Because the output reference sprite relies very heavily on correct indexing
using the Red channel, lossy compression cannot be supported. The reference
sprite is always output in PNG format right now, and you should not convert it
to a lossy compressed format such as JPG or (sadly) ETC/DXT/S3TC.

#### Example: texture settings in Unity
Click on the sprite texture, and in the Inspector, check the "Override for.."
box and set the format to "Truecolor" (or in Advanced mode, "ARGB 32 bit").

You probably also want to make sure that the Packing Tag for the sprite is set
to a value that is only shared by other sprites using recolouring.
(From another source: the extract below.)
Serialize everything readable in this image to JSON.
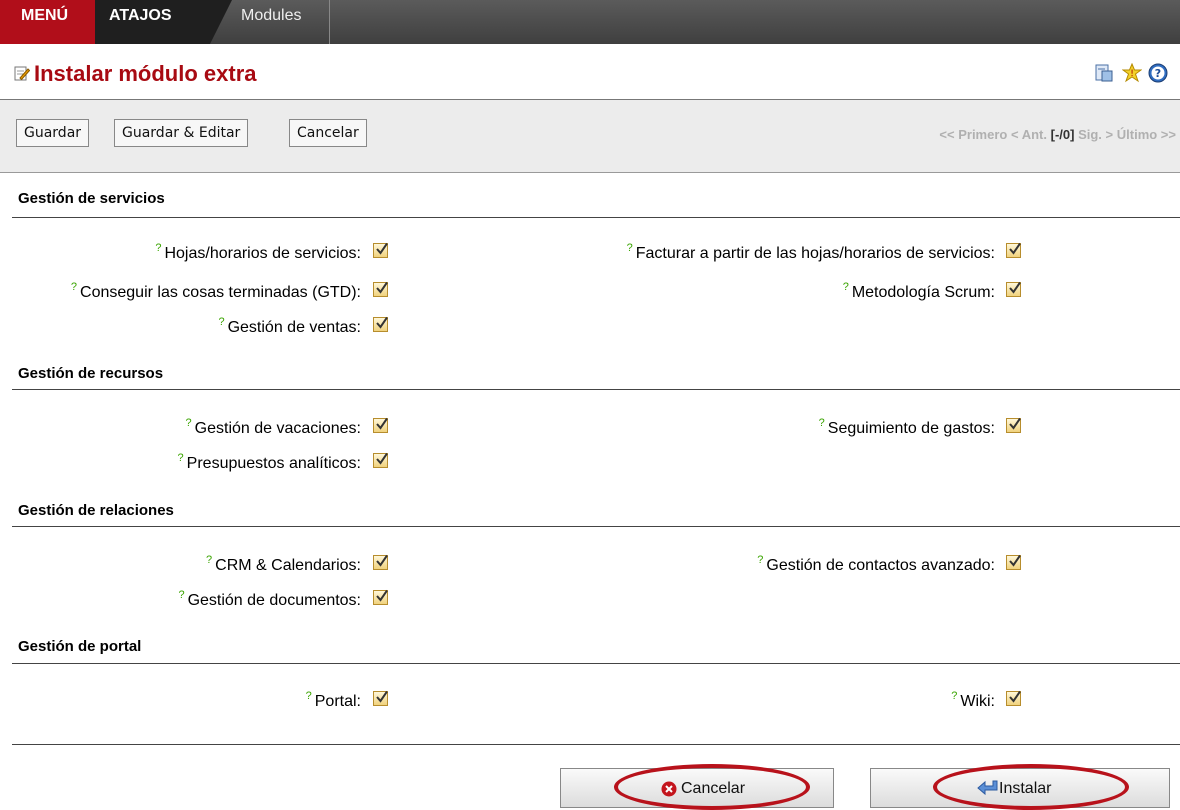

Note: if you're using a texture as the recolour palette, make sure you import
this into Unity as a regular texture and that it's not a Sprite, you don't want
to pack it with other sprites. You can use compression for this texture if you
like but watch out for artefacts if adjacent hues are very different.

### L8A8 support

Where the number of colours in the input sprite is <= 256, we could encode it in
the reference sprite as just 8 bits of luminance and the alpha, i.e. L8A8 rather
than RGBA. The only reason I'm not doing this is that I found out too late that
Go's image package doesn't support LA formats, only RGB[A] and plain L
(greyscale).

You can work around this by post-processing using ImageMagick:

```
convert -separate -channel RA -combine sprite_reference.png sprite_reference_la.png
```

The output `sprite_reference_la.png` only uses 2 channels then, which in
uncompressed texture memory is half the size (the PNG will only be a bit smaller
because of its compression but at runtime it will be uncompressed). It's only
worth doing this if the engine you're using supports L8A8 textures; for example
as far as I could tell Unity still converts L8A8 PNGs to RGBA textures
internally, so you don't save anything in practice. Other engines may support
L8A8 natively (e.g. I know [Ogre](http://ogre3d.org) does)

### Premultiplied alpha

Premultiplied alpha is not supported right now, because the palette RGB and
alpha are stored separately. If you use an input texture with premultiplied
alpha then things may kind of work; but if alpha varies per reference colour
you'll get more colours in the output palette (since say red=200 is 200 at full
alpha and 100 at half-alpha, which looks like different colours to this tool)
so it won't be as easy to supply replacement palettes.